Locally, there has been some controversy over bitcoin mining at the old Stimson Lumber mill site in Bonner. There, nearby residents are unhappy about the noise of fans used in the “mining” operation.

So what is bitcoin mining, and why is it noisy?

Bitcoin mining is paid work to make sure new transactions put on something called a bitcoin blockchain are valid.

A bitcoin blockchain is a continuously growing list of records, called blocks, kept digitally on a bunch of accessible-to-everyone servers.

Much as we have all agreed since back in 1933 to use printed paper notes to represent dollars not backed by gold, these digital bitcoins on the blockchain are being accepted as payment for goods and services.

When someone buys something with a bitcoin and sends their bitcoin to the seller, bitcoin miners make sure the transaction is legitimate. From this perspective, they add real value, as they allow people to use bitcoin to pay for things and receive money for things.

You could call these bitcoin miners the equivalent of being the gold standard (although no one does). The “gold” they are providing in this case, though, is the solving of a mathematical puzzle.

The tech-geeks call it solving a cryptographic hash. It is reasonably complex to describe how you get to solve the mathematical puzzle, although to be a bitcoin miner you don’t have to know this at all.

What is perhaps most interesting is that the puzzle is not solved by knowing something, but can only be found by discovery, hence the term “mining.”

It is this fact – that you can get paid to just discover the answer to a mathematical puzzle – that is the beauty, and the beast, of bitcoin mining.

The beauty is that anyone with a computer and an internet connection can become a bitcoin miner. Anywhere in the world.  How very egalitarian.

The beast is that anyone with a computer and an internet connection anywhere in the world can become a bitcoin miner, which means there has been a gold rush around providing this service.

Since the issue here is about discovering the answer to a problem, not solving the answer to a problem, that means if you can do this with more scale and less expense than anyone else, then you win – over the long run.

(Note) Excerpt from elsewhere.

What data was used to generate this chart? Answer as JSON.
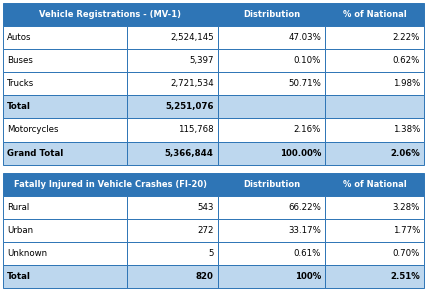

Throw enough computing power at the problem and you are more likely than someone who has less computing power to discover the answer to the “is this a valid transaction” problem, and that means you are more likely to get paid for finding the answer.

With a global economy, purchasing computing power is pretty much the same whether you live in Missoula or Shanghai or Greenland. What is different is the cost to run those computers, and the cost to keep them cool.

Plus, you need a super-fast internet connection so you know when there is a new transaction needing to be validated, and you can submit the correct answer you’ve found before anyone else does if you have found a correct answer.

Cheap power and a fast internet connection is why Bonner is home to one of the U.S.’s largest bitcoin mining operations.

Cheap Montana electricity is used to run the computers, and most importantly to power the fans to keep those computers cool, as running computers full tilt all the time so you can try to be the winner of the “I’ve found the answer” problem is critical.

You have probably experienced this with your own laptop – have it work hard on a problem, such as playing a DVD for 2 hours, and it gets really hot and its fan has to work full time to keep it cool.  You’ve probably noticed that the fan in your laptop is noisy. The fans at the bitcoin mining operation in Bonner, Montana are noisy, too.

According to Digiconomist (https://powercompare.co.uk/bitcoin/), the global electricity cost of mining bitcoins is more than the electricity consumed by 159 countries. If bitcoin were a country, it would be 61ston the list of energy consumption.

Whether or not that is a useful use of electricity is up for debate: According to Forbes, every year U.S. data centers like Facebook, Google and Apple use the electricity from roughly 34 coal-powered plants, which is nearly 40 percent more than the entire United Kingdom.

That is a tremendous cost for providing minute-by-minute updates of what you’re doing or being able to listen to music on the go.

David Firth is a professor of management information systems in the College of Business at the University of Montana and a faculty fellow with Advanced Technology Group in Missoula.